Retail sales the press is wrong
So many in the press are claiming this report implies lower consumer spending and thus lower GDP. Sorry, first we're missing September. But more importantly, consumer spending as part of economic growth has price increases removed. A huge reason retail sales increases is due to increases in gas prices. Needless to say GDP is reported in real values, i.e. chained 2009 dollars which removes inflation. Secondly, retail sales is simply not consumer spending. The majority of consumer spending is on basic living, such as utilities, health care, which are not part of this discretionary spending report. Yes, PCE and retail sales are correlated but finally if one looks at the monthly changes, there is nothing here to imply some consumer spending implosion, just not the sudden magical gains.
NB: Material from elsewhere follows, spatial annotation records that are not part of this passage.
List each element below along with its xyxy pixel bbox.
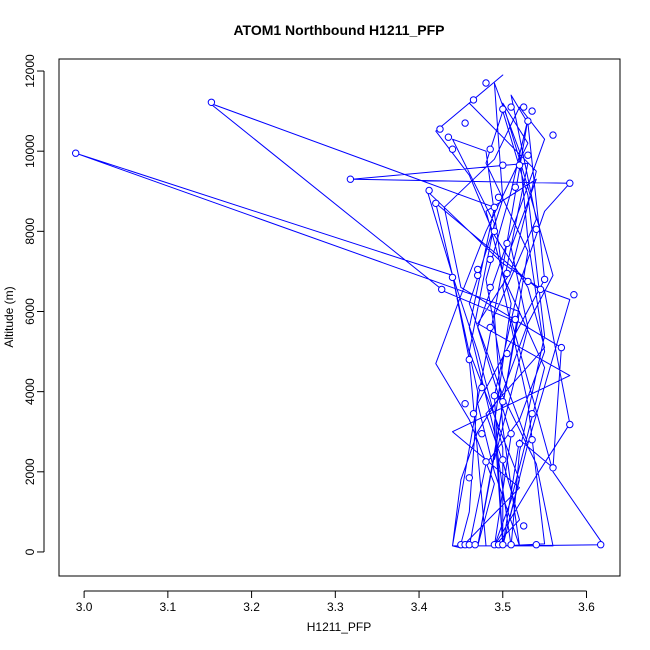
data-point	[499, 456, 507, 464]
data-point	[478, 430, 486, 438]
data-point	[528, 410, 536, 418]
x-tick-label: 3.1	[160, 600, 177, 614]
y-tick-label: 8000	[23, 218, 37, 245]
data-point	[557, 343, 566, 352]
data-point	[346, 175, 355, 183]
x-tick-label: 3.4	[411, 600, 428, 614]
plot-frame	[58, 58, 621, 577]
data-point	[507, 430, 515, 438]
data-point	[490, 203, 499, 212]
x-tick-label: 3.2	[243, 600, 260, 614]
data-point	[490, 392, 499, 400]
data-point	[499, 541, 507, 549]
series-line	[75, 74, 604, 549]
data-point	[425, 186, 433, 195]
data-point	[72, 149, 80, 157]
data-point	[524, 151, 532, 159]
data-point	[469, 410, 478, 418]
data-point	[482, 79, 490, 87]
data-point	[520, 103, 528, 111]
data-point	[465, 355, 473, 364]
data-point	[511, 315, 519, 324]
data-point	[494, 193, 503, 202]
data-point	[566, 420, 574, 429]
y-axis-label: Altitude (m)	[2, 286, 16, 347]
data-point	[499, 398, 507, 406]
chart-title: ATOM1 Northbound H1211_PFP	[233, 22, 444, 38]
x-tick-label: 3.6	[578, 600, 595, 614]
data-point	[499, 161, 507, 169]
data-point	[524, 117, 532, 125]
x-axis: 3.0 3.1 3.2 3.3 3.4 3.5 3.6	[76, 590, 595, 614]
data-point	[474, 265, 482, 274]
data-point	[532, 225, 540, 234]
y-tick-label: 10000	[23, 134, 37, 168]
data-point	[486, 145, 494, 153]
data-point	[511, 183, 519, 191]
y-axis: 0 2000 4000 6000 8000 10000 12000	[23, 54, 45, 555]
data-point	[540, 275, 549, 284]
data-point	[597, 541, 605, 549]
y-tick-label: 4000	[23, 378, 37, 405]
y-tick-label: 12000	[23, 54, 37, 88]
data-point	[528, 107, 536, 115]
data-point	[465, 474, 473, 482]
data-point	[444, 133, 453, 141]
x-axis-label: H1211_PFP	[307, 620, 371, 634]
x-tick-label: 3.3	[327, 600, 344, 614]
data-point	[432, 199, 440, 208]
data-point	[549, 464, 557, 472]
data-point	[461, 400, 469, 408]
data-point	[524, 277, 532, 286]
data-point	[499, 105, 507, 113]
data-point	[207, 98, 216, 107]
data-point	[448, 145, 457, 153]
data-point	[507, 103, 515, 111]
y-tick-label: 2000	[23, 458, 37, 485]
data-point	[570, 291, 578, 299]
data-point	[536, 285, 545, 294]
data-point	[474, 271, 482, 280]
data-point	[528, 436, 536, 444]
data-point	[461, 119, 469, 127]
y-tick-label: 6000	[23, 298, 37, 325]
data-point	[532, 541, 540, 549]
data-point	[438, 285, 446, 294]
series-layer	[72, 74, 605, 549]
data-point	[503, 349, 511, 358]
data-point	[515, 440, 524, 448]
data-point	[507, 541, 515, 549]
data-point	[448, 273, 457, 282]
data-point	[520, 522, 528, 530]
data-point	[503, 239, 511, 248]
data-point	[486, 323, 494, 332]
data-point	[469, 96, 478, 104]
data-point	[471, 541, 479, 549]
data-point	[515, 161, 524, 169]
data-point	[503, 269, 511, 278]
data-point	[478, 383, 486, 392]
x-tick-label: 3.5	[494, 600, 511, 614]
data-point	[486, 255, 494, 264]
data-point	[566, 179, 574, 187]
data-point	[490, 227, 499, 236]
data-point	[482, 458, 490, 466]
data-point	[549, 131, 557, 139]
data-point	[436, 125, 444, 133]
x-tick-label: 3.0	[76, 600, 93, 614]
y-tick-label: 0	[23, 548, 37, 555]
data-point	[486, 283, 494, 292]
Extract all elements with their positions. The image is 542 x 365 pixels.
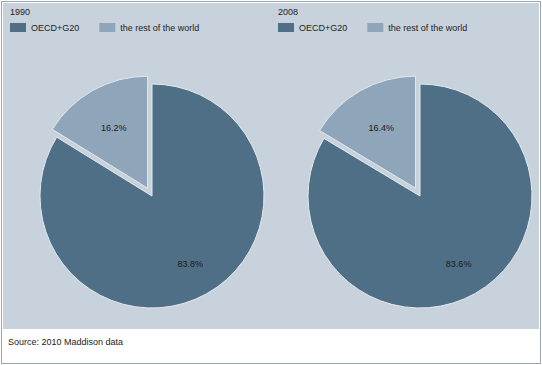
legend-swatch [367, 23, 383, 32]
outer-frame [2, 2, 541, 364]
legend-label: the rest of the world [120, 23, 199, 33]
title: 1990 [10, 7, 30, 17]
legend-label: the rest of the world [388, 23, 467, 33]
legend-swatch [99, 23, 115, 32]
data-label: 83.8% [177, 259, 203, 269]
legend-label: OECD+G20 [299, 23, 347, 33]
data-label: 16.4% [369, 123, 395, 133]
legend-label: OECD+G20 [31, 23, 79, 33]
chart-root: Source: 2010 Maddison data1990OECD+G20th… [0, 0, 542, 365]
pie-slice [320, 76, 416, 188]
pie-chart: 1990OECD+G20 the rest of the world 83.8% 16… [10, 7, 264, 308]
source: Source: 2010 Maddison data [8, 337, 123, 347]
slices [40, 76, 264, 308]
legend-swatch [278, 23, 294, 32]
legend-swatch [10, 23, 26, 32]
data-labels: 83.6% 16.4% [369, 123, 472, 269]
data-label: 16.2% [101, 123, 127, 133]
data-label: 83.6% [446, 259, 472, 269]
title: 2008 [278, 7, 298, 17]
slices [308, 76, 532, 308]
pie-slice [52, 76, 147, 188]
data-labels: 83.8% 16.2% [101, 123, 203, 270]
pie-chart: 2008OECD+G20 the rest of the world 83.6% 16… [278, 7, 532, 308]
panel [3, 3, 539, 329]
Why Wall street would think there would be magical sudden gains in retail sales in beyond me. Wages are down, people are out of work and credit is also down. Gotta wonder if some in the press even read these reports, or have the faintest fell for them before writing.
July retail sales revisions greater than entire August increase
July revisions showed that for the 2nd consecutive month, the upward revision to the previously reported monthly sales gain alone was actually greater than the entire sales gain of the reporting month.... total retail and food services sales for July were originally reported at a seasonally adjusted of $424,481 million, up just $832 million from June sales; that has now been revised to show sales of $425 657, a $1.815 billion or 0.42% increase over June sales, which are now shown to be at $423 842; hence, this "August" report in effect added $983 million to July's sales...meanwhile, August sales as estimated at $426,563 were up $901 million from July's $425,657 million....so what looks like a weak report is actually shows more than twice as great a sales gain as the headline indicates, due to revisions, which is exactly what we observed in our post on retail last month...
rjs
what do you mean you observed?
That's right, the revision doubled July's gains in addition to not interpreting this report well by the press.
Are you talking about the margin of error and the fact this is advanced, will be revised?
Probably should have spelled that out more, one would think readers would see 0.2 percentage points to 0.4% monthly gain = double, but that assumes one has a "numbers brain".
This is so ridiculous how traders jump on this and initial claims. In the big economic indicator scheme of things, neither is that important.
observed was a link back
the last phase was a hook back to my coverage on retail here last month when a similar upward revision was included and widely overlooked...my point is that the last two reports are stronger than the headlines suggests because in effect they both added 0.4% MoM to retail sales..
moreover, some of the retail businesses reported as weak last month were really much stronger...sales at building material & garden supply stores, originally reported down 0.4%, were actually up 1.8% in July, and non-store (online) sales, who had their July sales reported nearly flat at 0.1% last month, are now seen to have increased sales 1.3% for the month...
rjs
Ah, true, good reason to look at volume graphs
This is the #1 reason I put up so many graphs, generally speaking. Wall Street focuses in on the monthly percent change instead of the trend and overall volume. This report is similar to initial claims, durable goods new orders and housing data, always revised.